Driver Meetings: Days of the Roundtable

by Everybody Loves Alain

Over the years, I’ve attended many driver meetings and I’ve seen the good, the bad — and the truly gruesome.

A driver meeting can accomplish a great deal. Do it right and your people will understand your business goals and how you can all work together to achieve them. Your drivers will exit the meeting feeling motivated and satisfied that it was time well spent.

But do it wrong — don’t plan and just throw the meeting together at the last minute as I’ve seen too often — and the meeting will deteriorate into little more than a complaints session. And what driver wants to waste time? They get enough of that at the loading docks. I don’t know of any fleet manager who has time to waste either.

There’s only one way to avoid a bad meeting and that is to plan it from start to finish. Here’s how:

First of all, please make sure that all drivers get at least one month’s notice of the meeting. Your drivers need time to make the necessary arrangements to attend.

Send out a few reminders in the weeks leading up to the meeting.

Expect no less than 100-percent attendance. To be realistic, this might mean holding several meetings in different locations to accommodate all the drivers, but make attendance mandatory.

How do you get drivers to attend? Simple — pay them. Especially because driver meetings have to be weekend events, paying sends the right message and removes excuses for non-attendance.

Let drivers know that complaints will be welcome, but with one requirement -complaints must come with a proposed solution. This way, you can weed out individual problems and focus on
fleet-wide issues. Individual problems are better left to one-on-one meetings.

Try to get an experienced and entertaining guest speaker. It makes for a much more interactive meeting. Ask your speaker to provide handouts and try to work on a short “after-presentation quiz.” Provide gift certificates as participation awards.
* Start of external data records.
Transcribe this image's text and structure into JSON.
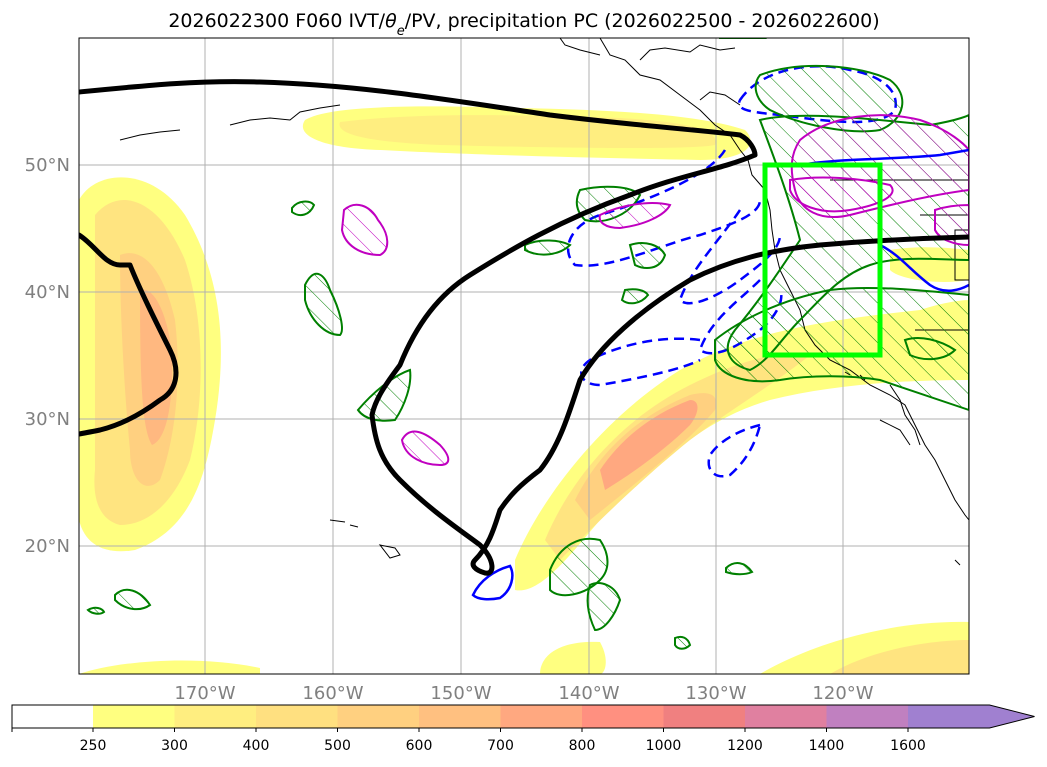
{
  "title": {
    "prefix": "2026022300 F060 IVT/",
    "theta": "θ",
    "theta_sub": "e",
    "suffix": "/PV, precipitation PC (2026022500 - 2026022600)"
  },
  "map": {
    "lat_labels": [
      "50°N",
      "40°N",
      "30°N",
      "20°N"
    ],
    "lon_labels": [
      "170°W",
      "160°W",
      "150°W",
      "140°W",
      "130°W",
      "120°W"
    ],
    "highlight_box_color": "#00ff00"
  },
  "colorbar": {
    "ticks": [
      "250",
      "300",
      "400",
      "500",
      "600",
      "700",
      "800",
      "1000",
      "1200",
      "1400",
      "1600"
    ],
    "colors": [
      "#ffff80",
      "#ffee80",
      "#ffe080",
      "#ffd080",
      "#ffc080",
      "#ffa880",
      "#ff9080",
      "#f08080",
      "#e080a0",
      "#c080c0",
      "#a080d0"
    ]
  },
  "legend_colors": {
    "ivt_fill": "#ffe680",
    "theta_e_contour": "#000000",
    "pv_dashed": "#0000ff",
    "precip_green": "#008000",
    "precip_magenta": "#c000c0"
  }
}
At one meeting I ran, I wanted desperately to hold people’s attention on the subject of safe driving. I didn’t want to discuss accident statistics and risk putting the group to sleep, so I found an ‘impact’ video’, a tape from MADD Canada, called “Missing You.” Believe me, nobody fell asleep.
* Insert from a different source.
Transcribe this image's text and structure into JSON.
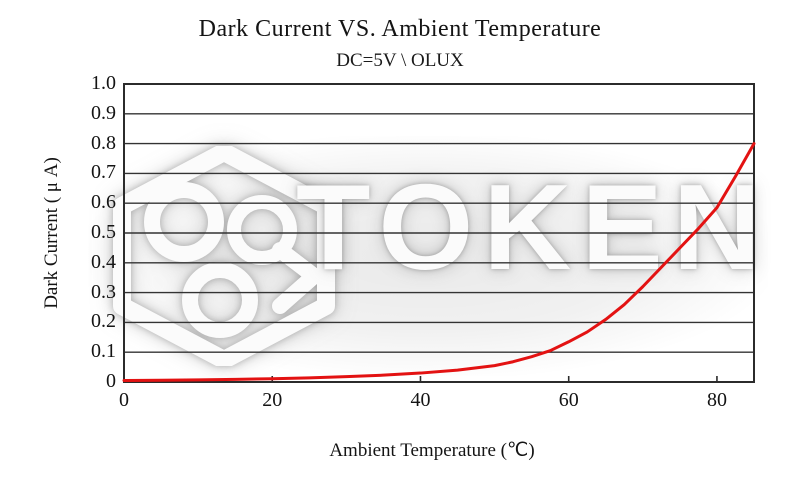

If a weekend can’t work, try a virtual meeting. Some fleets work with professional video companies to produce driver meeting topics in a CD format that drivers can listen to when they’re behind the wheel. It’s all about packaging your messages and making them listenable.

While you don’t actually need the glitz of a CD, you won’t regret putting as much pre-planning into your meeting as possible.
Very important: make an agenda and stick to it.

Kick the meeting off with a recognition or awards program for outstanding work.

End it with a social event. If you’re making teams for the events, put drivers with managers and dispatchers so they get to know each other on a social level.

Finally, here are a few topic suggestions, just to get your idea-generator fired up:

— Safety. Every driver meeting needs a safety component. Review accident trends, starting with your fleet’s top three accident types.

Invite third-party experts, and usually your vendors will be happy to provide the expertise. Management can outline current safety statistics and help drivers understand what CVOR and US SAFE STAT information really means to them,

— Tires. Better tire management can yield bottom-line benefits. A tire supplier presentation can cover the driver’s role in maximizing tire life. Tiremakers have excellent field reps who conduct training sessions, usually at no charge.

— Fuel. Most vehicle and engine manufacturers have technical field training reps available.

— Maintenance. Invite a technician and/or have a vehicle nearby for
hands-on training.

After all, there’s never enough training going on.